As for regional Queensland, the turnover rate was 5.5 per cent, with rising values in lifestyle coastal regions leading the charge.
“Noosa saw the largest proportion of housing turnover over the 12 months to July 2018 (7.4 per cent), while further south on the Gold Coast, 7.2 per cent of housing sold over the same period,” the report said.
“However the Gold Coast council area covers a much larger geographical area with over 253,045 dwellings in the region.
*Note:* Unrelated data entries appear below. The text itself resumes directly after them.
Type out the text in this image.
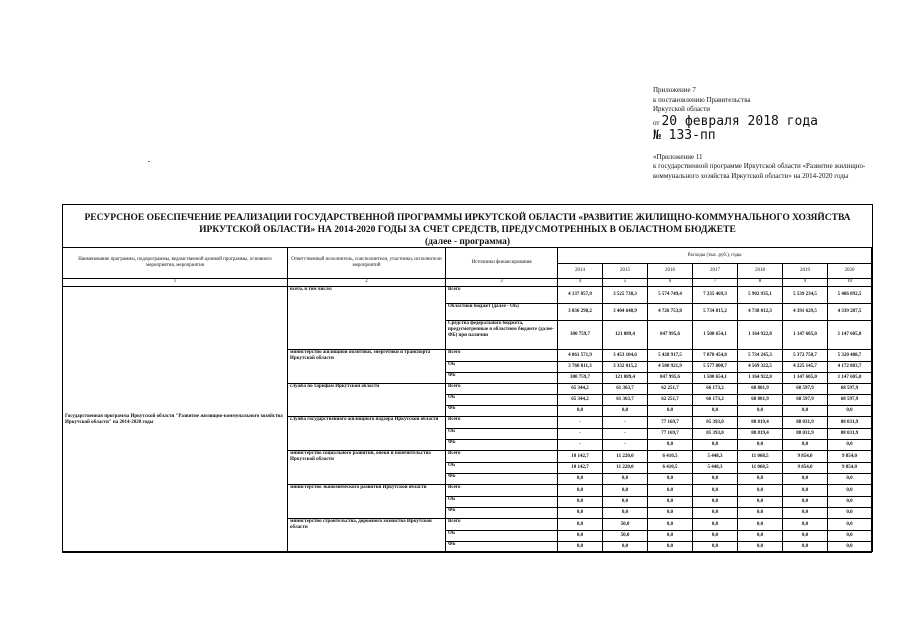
Приложение 7
к постановлению Правительства
Иркутской области
от 20 февраля 2018 года
№ 133-пп
«Приложение 11
к государственной программе Иркутской области «Развитие жилищно-коммунального хозяйства Иркутской области» на 2014-2020 годы
РЕСУРСНОЕ ОБЕСПЕЧЕНИЕ РЕАЛИЗАЦИИ ГОСУДАРСТВЕННОЙ ПРОГРАММЫ ИРКУТСКОЙ ОБЛАСТИ «РАЗВИТИЕ ЖИЛИЩНО-КОММУНАЛЬНОГО ХОЗЯЙСТВА
ИРКУТСКОЙ ОБЛАСТИ» НА 2014-2020 ГОДЫ ЗА СЧЕТ СРЕДСТВ, ПРЕДУСМОТРЕННЫХ В ОБЛАСТНОМ БЮДЖЕТЕ
(далее - программа)
Наименование программы, подпрограммы, ведомственной целевой программы, основного мероприятия, мероприятия	Ответственный исполнитель, соисполнители, участники, исполнители мероприятий	Источники финансирования	Расходы (тыс. руб.), годы						
			2014	2015	2016	2017	2018	2019	2020
1	2	3	4	5	6	7	8	9	10
Государственная программа Иркутской области "Развитие жилищно-коммунального хозяйства Иркутской области" на 2014-2020 годы	всего, в том числе:	Всего	4 137 057,9	3 525 738,3	5 574 749,4	7 235 469,3	5 902 935,1	5 539 234,5	5 486 892,5
		Областной бюджет (далее - ОБ)	3 836 298,2	3 404 648,9	4 726 753,8	5 734 815,2	4 738 012,3	4 391 629,5	4 339 287,5
		Средства федерального бюджета, предусмотренные в областном бюджете (далее-ФБ) при наличии	300 759,7	121 089,4	847 995,6	1 500 654,1	1 164 922,8	1 147 605,0	1 147 605,0
	министерство жилищной политики, энергетики и транспорта Иркутской области	Всего	4 061 571,9	3 453 104,6	5 428 917,5	7 078 454,8	5 734 245,3	5 372 750,7	5 320 408,7
		ОБ	3 760 811,3	3 332 015,2	4 580 921,9	5 577 800,7	4 569 322,5	4 225 145,7	4 172 803,7
		ФБ	300 759,7	121 089,4	847 995,6	1 500 654,1	1 164 922,8	1 147 605,0	1 147 605,0
	служба по тарифам Иркутской области	Всего	65 344,2	61 363,7	62 251,7	66 173,2	68 801,9	68 597,9	68 597,9
		ОБ	65 344,2	61 363,7	62 251,7	66 173,2	68 801,9	68 597,9	68 597,9
		ФБ	0,0	0,0	0,0	0,0	0,0	0,0	0,0
	служба государственного жилищного надзора Иркутской области	Всего	-	-	77 169,7	85 393,0	88 819,4	88 031,9	88 031,9
		ОБ	-	-	77 169,7	85 393,0	88 819,4	88 031,9	88 031,9
		ФБ	-	-	0,0	0,0	0,0	0,0	0,0
	министерство социального развития, опеки и попечительства Иркутской области	Всего	10 142,7	11 220,0	6 410,5	5 448,3	11 068,5	9 854,0	9 854,0
		ОБ	10 142,7	11 220,0	6 410,5	5 448,3	11 068,5	9 854,0	9 854,0
		ФБ	0,0	0,0	0,0	0,0	0,0	0,0	0,0
	министерство экономического развития Иркутской области	Всего	0,0	0,0	0,0	0,0	0,0	0,0	0,0
		ОБ	0,0	0,0	0,0	0,0	0,0	0,0	0,0
		ФБ	0,0	0,0	0,0	0,0	0,0	0,0	0,0
	министерство строительства, дорожного хозяйства Иркутской области	Всего	0,0	50,0	0,0	0,0	0,0	0,0	0,0
		ОБ	0,0	50,0	0,0	0,0	0,0	0,0	0,0
		ФБ	0,0	0,0	0,0	0,0	0,0	0,0	0,0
The Sunshine Coast where housing stock is also considerably higher saw a 6.9 per cent rate of turnover.”

A Noosa Heads penthouse with its own private beach, sky terrace and designer furniture sold for $4.05 million in July.

The Gympie and Douglas shires also made the top five, with each one recording a 6.3 per cent turnover.
“The Greater Brisbane council region of Moreton Bay saw the highest turnover rate with 6.2 per cent of dwellings transacting over the year to July, however there wasn’t a material difference between the Brisbane council regions with all recording around the mid-high 5 per cent range,” Mr Lawless said.

And thsi one bedroom unit in Brisbane sold for a staggering $2.625 million

The Pulse report comes as Shane Oliver, the chief economist at AMP Capital Investors, warned that property prices in Sydney and Melbourne could fall by as much as 20 per cent by 2020 due to a number of factors but including the tightening of credit conditions, the rise in housing supply and the “negative feedback loop from falling prices risks developing”.
In his latest report, Mr Oliver said property investors should remain wary of Sydney and Melbourne for now and focus on higher yielding markets.
Brisbane, and the smaller capitals, are expected to fare much better due.
“Prices are likely to perform a lot better in Adelaide, Brisbane, Canberra and Hobart along with regional centres as they have not seen anything like the boom in Sydney and Melbourne,” he said.